Jan. 18, 2007 Applied scientists demonstrated a new method for developing wrinkled hard skins on the surface areas of polymers using a focused ion beam. By controlling the direction and intensity of the ion beam, the researchers literally sculpted patterns on flat areas of polydimethylsiloxane, a silicon-based organic polymer (more commonly known as the primary ingredient in Silly Putty). The technique has potential use for biological sensors and microfluidic devices and may offer new ways to build custom-made cell templates for tissue engineering.
The work is a collaboration among researchers at Harvard University and Seoul National University. The Harvard group consisted of John W. Hutchinson, Abbott and James Lawrence Professor of Engineering, Myoung-Woon Moon, Post-doctoral Fellow, and Ashkan Vaziri, Lecturer on Engineering and Research Associate in Applied Mechanics, all of Harvard Engineering and Applied Sciences. Their findings were published in the Proceedings of the National Academy of Sciences. The researchers have also filed for a U.S. patent covering the discovery.
"This technique is a one-step process for creating wrinkled skins," explains Vaziri. "The method is more robust compared with traditional techniques. The patterns can be generated along desired paths by simply controlling the relative movement of the ion beam and polymeric substrate. It's almost like using an airbrush on fabric. At a smaller scale the desired morphology of wrinkles can be achieved by controlling the ion beam intensity."
Because only the areas exposed to the beam are affected, the method enabled the scientists to create a variety of patterns--from simple one-dimensional wrinkles to peculiar and complex hierarchical nested wrinkles--along desired paths. Specific examples to date include "S" shapes, circular patterns, and long horizontal channels akin to the repeating tines of a closed zipper.

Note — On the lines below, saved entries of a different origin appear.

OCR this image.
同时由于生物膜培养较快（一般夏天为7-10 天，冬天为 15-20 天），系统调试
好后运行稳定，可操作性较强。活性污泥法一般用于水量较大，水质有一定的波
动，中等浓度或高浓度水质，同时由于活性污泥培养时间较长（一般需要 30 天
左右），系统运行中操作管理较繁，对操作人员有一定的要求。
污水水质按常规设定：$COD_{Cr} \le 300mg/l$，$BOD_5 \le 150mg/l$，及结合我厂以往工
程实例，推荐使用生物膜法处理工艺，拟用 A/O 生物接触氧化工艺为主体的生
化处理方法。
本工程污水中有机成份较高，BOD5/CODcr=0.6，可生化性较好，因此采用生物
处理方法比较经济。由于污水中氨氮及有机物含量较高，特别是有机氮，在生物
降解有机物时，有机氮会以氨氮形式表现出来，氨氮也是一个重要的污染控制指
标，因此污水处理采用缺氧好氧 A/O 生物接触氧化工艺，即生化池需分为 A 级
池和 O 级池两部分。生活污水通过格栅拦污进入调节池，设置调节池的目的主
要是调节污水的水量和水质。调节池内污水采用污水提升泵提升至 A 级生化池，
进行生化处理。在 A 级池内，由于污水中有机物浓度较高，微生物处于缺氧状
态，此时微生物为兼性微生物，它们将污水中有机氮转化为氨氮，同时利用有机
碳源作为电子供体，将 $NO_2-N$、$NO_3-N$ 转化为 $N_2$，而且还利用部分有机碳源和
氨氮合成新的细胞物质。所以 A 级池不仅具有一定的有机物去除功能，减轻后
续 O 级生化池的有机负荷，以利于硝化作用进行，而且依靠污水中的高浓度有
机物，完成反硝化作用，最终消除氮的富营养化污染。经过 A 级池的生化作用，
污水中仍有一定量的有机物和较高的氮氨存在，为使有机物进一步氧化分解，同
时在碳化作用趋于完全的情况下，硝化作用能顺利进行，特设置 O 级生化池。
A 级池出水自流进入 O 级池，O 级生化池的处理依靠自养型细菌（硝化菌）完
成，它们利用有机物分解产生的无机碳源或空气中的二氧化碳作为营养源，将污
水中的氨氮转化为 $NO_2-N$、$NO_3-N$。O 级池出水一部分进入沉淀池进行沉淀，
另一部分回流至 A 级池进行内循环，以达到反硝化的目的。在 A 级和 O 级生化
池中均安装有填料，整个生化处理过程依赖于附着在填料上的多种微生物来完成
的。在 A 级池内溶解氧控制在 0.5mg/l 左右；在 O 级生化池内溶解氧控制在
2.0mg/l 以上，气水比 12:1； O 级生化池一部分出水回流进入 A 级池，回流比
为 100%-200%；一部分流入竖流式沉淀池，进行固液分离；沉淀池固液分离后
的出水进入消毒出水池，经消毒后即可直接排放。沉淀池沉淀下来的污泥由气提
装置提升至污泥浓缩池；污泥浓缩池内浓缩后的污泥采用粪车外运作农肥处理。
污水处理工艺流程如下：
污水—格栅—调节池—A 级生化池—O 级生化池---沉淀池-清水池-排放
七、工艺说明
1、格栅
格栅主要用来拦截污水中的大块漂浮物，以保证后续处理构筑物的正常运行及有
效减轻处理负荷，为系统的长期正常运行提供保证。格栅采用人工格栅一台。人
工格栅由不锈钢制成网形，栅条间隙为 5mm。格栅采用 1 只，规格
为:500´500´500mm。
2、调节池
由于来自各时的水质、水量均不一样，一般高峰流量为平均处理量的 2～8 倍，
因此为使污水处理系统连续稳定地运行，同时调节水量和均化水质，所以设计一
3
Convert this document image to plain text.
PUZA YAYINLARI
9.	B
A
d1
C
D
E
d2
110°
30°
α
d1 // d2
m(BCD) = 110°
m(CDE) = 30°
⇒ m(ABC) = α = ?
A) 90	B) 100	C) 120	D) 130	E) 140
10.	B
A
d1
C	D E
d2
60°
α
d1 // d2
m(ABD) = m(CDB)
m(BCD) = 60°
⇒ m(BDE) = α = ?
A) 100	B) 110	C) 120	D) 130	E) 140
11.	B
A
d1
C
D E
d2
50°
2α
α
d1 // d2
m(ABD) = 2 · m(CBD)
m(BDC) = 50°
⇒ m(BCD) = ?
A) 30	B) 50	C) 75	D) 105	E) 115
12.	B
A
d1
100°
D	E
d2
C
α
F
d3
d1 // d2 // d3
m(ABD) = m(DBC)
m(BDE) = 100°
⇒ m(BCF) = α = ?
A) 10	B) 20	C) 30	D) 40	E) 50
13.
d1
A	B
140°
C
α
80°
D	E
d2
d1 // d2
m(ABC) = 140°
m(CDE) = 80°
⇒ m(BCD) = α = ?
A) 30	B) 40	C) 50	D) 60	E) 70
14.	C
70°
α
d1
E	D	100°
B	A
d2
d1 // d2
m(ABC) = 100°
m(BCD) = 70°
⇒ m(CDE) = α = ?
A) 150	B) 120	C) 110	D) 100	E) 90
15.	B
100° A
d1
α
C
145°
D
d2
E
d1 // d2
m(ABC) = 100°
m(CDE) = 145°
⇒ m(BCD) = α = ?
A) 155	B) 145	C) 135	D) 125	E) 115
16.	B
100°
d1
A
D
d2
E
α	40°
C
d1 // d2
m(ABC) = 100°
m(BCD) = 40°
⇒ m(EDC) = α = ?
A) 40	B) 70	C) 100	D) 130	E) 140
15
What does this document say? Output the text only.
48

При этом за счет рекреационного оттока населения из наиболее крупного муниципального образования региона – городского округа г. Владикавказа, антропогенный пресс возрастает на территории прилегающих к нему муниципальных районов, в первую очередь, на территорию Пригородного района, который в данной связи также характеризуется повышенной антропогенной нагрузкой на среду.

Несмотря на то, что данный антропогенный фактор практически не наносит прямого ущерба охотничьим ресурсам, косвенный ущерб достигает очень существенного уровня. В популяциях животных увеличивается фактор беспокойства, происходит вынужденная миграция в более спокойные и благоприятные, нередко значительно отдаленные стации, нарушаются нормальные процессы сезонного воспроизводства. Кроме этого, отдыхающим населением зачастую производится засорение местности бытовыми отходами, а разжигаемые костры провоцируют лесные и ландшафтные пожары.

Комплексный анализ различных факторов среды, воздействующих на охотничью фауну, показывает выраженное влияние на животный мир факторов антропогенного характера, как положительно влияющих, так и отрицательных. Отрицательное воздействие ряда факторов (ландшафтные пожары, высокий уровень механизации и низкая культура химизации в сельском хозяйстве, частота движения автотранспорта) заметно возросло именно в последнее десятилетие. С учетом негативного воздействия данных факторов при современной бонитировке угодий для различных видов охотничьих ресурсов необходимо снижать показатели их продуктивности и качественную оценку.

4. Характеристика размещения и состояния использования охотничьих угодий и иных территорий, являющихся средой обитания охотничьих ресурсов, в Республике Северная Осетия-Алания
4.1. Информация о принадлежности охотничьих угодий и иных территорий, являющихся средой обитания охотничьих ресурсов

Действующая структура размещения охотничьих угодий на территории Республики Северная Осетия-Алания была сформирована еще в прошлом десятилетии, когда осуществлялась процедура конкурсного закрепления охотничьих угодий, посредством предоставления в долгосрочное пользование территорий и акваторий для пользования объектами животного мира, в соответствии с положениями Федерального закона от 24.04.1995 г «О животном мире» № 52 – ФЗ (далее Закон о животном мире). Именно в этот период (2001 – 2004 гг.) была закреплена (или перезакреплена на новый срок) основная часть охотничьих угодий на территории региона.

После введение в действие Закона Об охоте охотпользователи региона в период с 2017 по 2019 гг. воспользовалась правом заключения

"Irradiation by the ion beam alters the chemical composition of the polymer close to its surface and forms a thin stiff skin which wants to expand," explains Vaziri. "The consequent mismatch between the mechanical strain of the generated stiff skin and the underlying polymeric substrate, almost like a tug-of-war, buckles the skin and forms the wrinkle patterns."
Such patterns can be used in the construction of microfluidic devices for particle separation and mixture and also have potential use in designing biosenors. The researchers have also started a close collaboration with scientists at the Harvard-MIT Division of Health Sciences and Technology aimed at exploring the behavior of living cells on these patterned substrates. Such research may lead to the development of an effective and robust method to build custom templates for engineering and growing tissues.
"We are approaching this field of research from various directions," says Vaziri. "At the moment we are looking at the effect of ion beam energy and have been able to reduce the wavelength of the wrinkles to 50 nanometers. Manipulation at such a small scale makes this method even more attractive. We are also building multifunctional microfluidic devices for the mixing of flow at very small scales and stretching of proteins and DNA. These new efforts, while at early stages of development, are very promising."
Vaziri, Moon and Hutchinson's co-authors are Sang Hoon Lee, Jeong-Yun Sun, and Kyu Hwan Oh, all from the School of Materials Science and Engineering at Seoul National University. The research was supported in part by the Korea Research Foundation, the Center for Advanced Materials Processing of the 21st Century Frontier R&D Program, the Office of Naval Research, and Harvard Engineering and Applied Sciences.